Ter duas mães é a única realidade que Carolina*, 9 anos, conhece. Mas se a maternidade dupla nunca foi contestada no cotidiano da família da zona leste da Capital, uma frase nos documentos da menina deixava uma lacuna importante. Em vez de "pai não identificado", Carolina queria também o nome de sua mãe socioafetiva - e não apenas de quem a deu à luz. Nesta semana, a Justiça gaúcha autorizou o registro do nome das duas mães na certidão da criança. A decisão não é inédita e correu em segredo de justiça para preservar a menina e a família.
- Nossa filha começou a nos questionar por que, na chamada da escola, tinha o sobrenome de só uma de nós. "Por que tenho esse e não aquele?" - lembra a mãe biológica, que é arquiteta.
Entenda o que é maternidade socioafetiva
A juíza Anaísa Accorsi Peruffo, da Vara de Família do Foro Regional do Partenon, reconheceu a maternidade socioafetiva (aquela em que a relação de parentesco é baseada na afetividade, e não na relação genética) da outra mãe de Carolina, que é chefe de cozinha. Nos próximos dias, os documentos de identidade da criança receberão nome e sobrenome das duas mães.
- Estamos muito felizes. É um caminho que tu trilhas em várias etapas. Essa foi a final, para resguardar nossa filha em todos os aspectos, emocional e juridicamente também - comemorou a mãe biológica em entrevista por telefone.
Defensoras do reconhecimento de relacionamentos homoafetivos e de seus filhos, as duas mães preferem manter seus nomes em sigilo para não expor a filha - que, até hoje, não sofreu preconceito. A gravidez foi planejada a partir de um acordo entre as duas mulheres e o ex-namorado de uma delas: ele não seria pai, mas um caminho para que elas fossem mães.
- Nós duas sempre quisemos ser mães, e o ex, com o qual mantenho amizade, não se opôs a gerar a criança. Foi apenas um doador - conta a arquiteta.
O acordo foi verbal, nada documentado. Genitor e filha se conhecem, mas não convivem, pois não há vontade de nenhuma das partes. A advogada Fernanda Pacheco Nácul, que trabalhou no caso com o sócio André Melecchi de Oliveira Freitas, diz que a existência de um pai biológico conhecido exigiu cuidados jurídicos maiores.
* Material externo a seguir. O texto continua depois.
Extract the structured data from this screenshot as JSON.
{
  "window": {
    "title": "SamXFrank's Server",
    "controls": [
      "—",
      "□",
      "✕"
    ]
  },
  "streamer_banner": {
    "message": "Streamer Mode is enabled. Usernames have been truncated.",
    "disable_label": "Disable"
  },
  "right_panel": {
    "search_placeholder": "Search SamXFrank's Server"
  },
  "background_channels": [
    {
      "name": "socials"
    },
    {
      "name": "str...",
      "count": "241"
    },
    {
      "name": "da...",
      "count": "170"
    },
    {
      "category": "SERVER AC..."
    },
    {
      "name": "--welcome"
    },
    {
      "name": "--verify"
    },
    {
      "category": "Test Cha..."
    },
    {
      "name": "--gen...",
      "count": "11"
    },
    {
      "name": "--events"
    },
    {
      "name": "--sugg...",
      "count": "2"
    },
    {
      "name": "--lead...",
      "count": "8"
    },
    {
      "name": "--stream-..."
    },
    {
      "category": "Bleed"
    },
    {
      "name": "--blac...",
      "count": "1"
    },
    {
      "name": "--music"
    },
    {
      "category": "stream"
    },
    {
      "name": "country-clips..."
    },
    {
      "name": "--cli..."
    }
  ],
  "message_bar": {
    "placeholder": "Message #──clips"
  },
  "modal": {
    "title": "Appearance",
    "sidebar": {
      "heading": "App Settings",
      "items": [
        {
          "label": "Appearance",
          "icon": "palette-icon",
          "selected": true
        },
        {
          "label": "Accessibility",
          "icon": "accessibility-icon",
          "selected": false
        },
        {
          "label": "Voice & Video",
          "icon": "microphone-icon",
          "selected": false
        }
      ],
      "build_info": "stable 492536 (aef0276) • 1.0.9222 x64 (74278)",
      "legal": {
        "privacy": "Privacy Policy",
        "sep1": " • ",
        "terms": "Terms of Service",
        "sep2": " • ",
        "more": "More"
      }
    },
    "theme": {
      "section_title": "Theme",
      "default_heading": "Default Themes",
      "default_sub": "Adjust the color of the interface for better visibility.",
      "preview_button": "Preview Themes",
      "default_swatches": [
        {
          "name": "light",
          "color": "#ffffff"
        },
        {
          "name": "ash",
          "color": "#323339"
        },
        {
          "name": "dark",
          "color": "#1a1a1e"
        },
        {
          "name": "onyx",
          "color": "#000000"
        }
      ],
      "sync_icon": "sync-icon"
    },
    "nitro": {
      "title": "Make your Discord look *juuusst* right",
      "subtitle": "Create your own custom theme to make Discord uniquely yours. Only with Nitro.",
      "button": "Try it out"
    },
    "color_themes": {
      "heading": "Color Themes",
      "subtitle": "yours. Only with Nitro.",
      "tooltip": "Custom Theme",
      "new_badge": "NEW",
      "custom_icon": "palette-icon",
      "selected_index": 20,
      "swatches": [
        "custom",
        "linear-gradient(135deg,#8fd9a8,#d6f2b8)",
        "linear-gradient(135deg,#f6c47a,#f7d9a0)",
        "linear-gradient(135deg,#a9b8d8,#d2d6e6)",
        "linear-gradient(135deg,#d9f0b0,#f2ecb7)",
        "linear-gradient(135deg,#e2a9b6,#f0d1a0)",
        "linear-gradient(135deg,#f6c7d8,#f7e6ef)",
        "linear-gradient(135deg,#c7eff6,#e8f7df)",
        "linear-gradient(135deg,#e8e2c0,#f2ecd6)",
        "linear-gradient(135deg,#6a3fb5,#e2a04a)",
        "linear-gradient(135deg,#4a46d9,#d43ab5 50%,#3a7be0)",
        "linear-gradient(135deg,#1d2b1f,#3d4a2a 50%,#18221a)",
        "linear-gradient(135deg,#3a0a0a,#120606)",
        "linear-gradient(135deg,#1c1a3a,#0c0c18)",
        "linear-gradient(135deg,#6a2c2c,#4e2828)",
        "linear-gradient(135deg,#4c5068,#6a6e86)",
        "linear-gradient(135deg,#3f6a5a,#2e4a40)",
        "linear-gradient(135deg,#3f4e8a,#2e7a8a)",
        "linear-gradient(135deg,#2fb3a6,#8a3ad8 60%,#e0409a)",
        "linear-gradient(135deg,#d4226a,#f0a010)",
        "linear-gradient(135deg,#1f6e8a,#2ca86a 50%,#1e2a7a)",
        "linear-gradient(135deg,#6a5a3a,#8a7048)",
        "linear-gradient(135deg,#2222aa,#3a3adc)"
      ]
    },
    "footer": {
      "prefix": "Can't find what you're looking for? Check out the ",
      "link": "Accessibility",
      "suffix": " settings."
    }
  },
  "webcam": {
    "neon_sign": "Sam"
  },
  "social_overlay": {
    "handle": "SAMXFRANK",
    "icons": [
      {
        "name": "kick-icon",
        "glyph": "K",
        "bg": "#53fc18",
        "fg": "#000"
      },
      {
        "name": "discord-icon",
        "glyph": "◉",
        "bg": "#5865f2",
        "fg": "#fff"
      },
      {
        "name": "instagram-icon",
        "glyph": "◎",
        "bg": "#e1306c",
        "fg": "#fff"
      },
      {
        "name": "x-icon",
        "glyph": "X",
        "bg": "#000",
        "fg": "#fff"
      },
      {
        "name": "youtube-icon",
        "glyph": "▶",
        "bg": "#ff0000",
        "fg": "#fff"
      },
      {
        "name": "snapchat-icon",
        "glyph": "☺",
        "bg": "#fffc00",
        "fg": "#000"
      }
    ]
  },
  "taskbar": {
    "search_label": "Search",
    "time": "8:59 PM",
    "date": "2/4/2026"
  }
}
- Existe jurisprudência para casos de inseminação artificial, de doação de óvulo, mas este tem a peculiaridade de um terceiro envolvido. Achei que seria mais difícil por isso, que fosse questionado muito a convivência do pai ou a ausência dela, mas a juíza entendeu a situação que já existia e atentou pelo bem da menor - destaca Fernanda.
Juiz concede o direito de duas mães e um pai constarem na certidão de nascimento de recém-nascido em Santa Maria
Nos trabalhos escolares, Carolina nunca assinava só seu sobrenome da certidão: escolheu a ordem das famílias maternas e colocava sempre as duas nas tarefas. Além de ter a vontade da menina atendida, a decisão traz consigo direitos para mãe socioafetiva.
- A mãe não biológica leva a filha para o inglês, para a escola, para a aula de piano, mas, legalmente, não tinha direito algum. Qualquer coisa que acontecesse, como um acidente, por exemplo, ela não seria nada - observa a advogada.
Entre os direitos agora adquiridos, estão desde poder responder pela menina até, em caso de separação das mães, poder ter guarda compartilhada e pensão alimentícia.
*O nome foi trocado para preservar a identidade da menina, conforme o Estatuto da Criança e do Adolescente.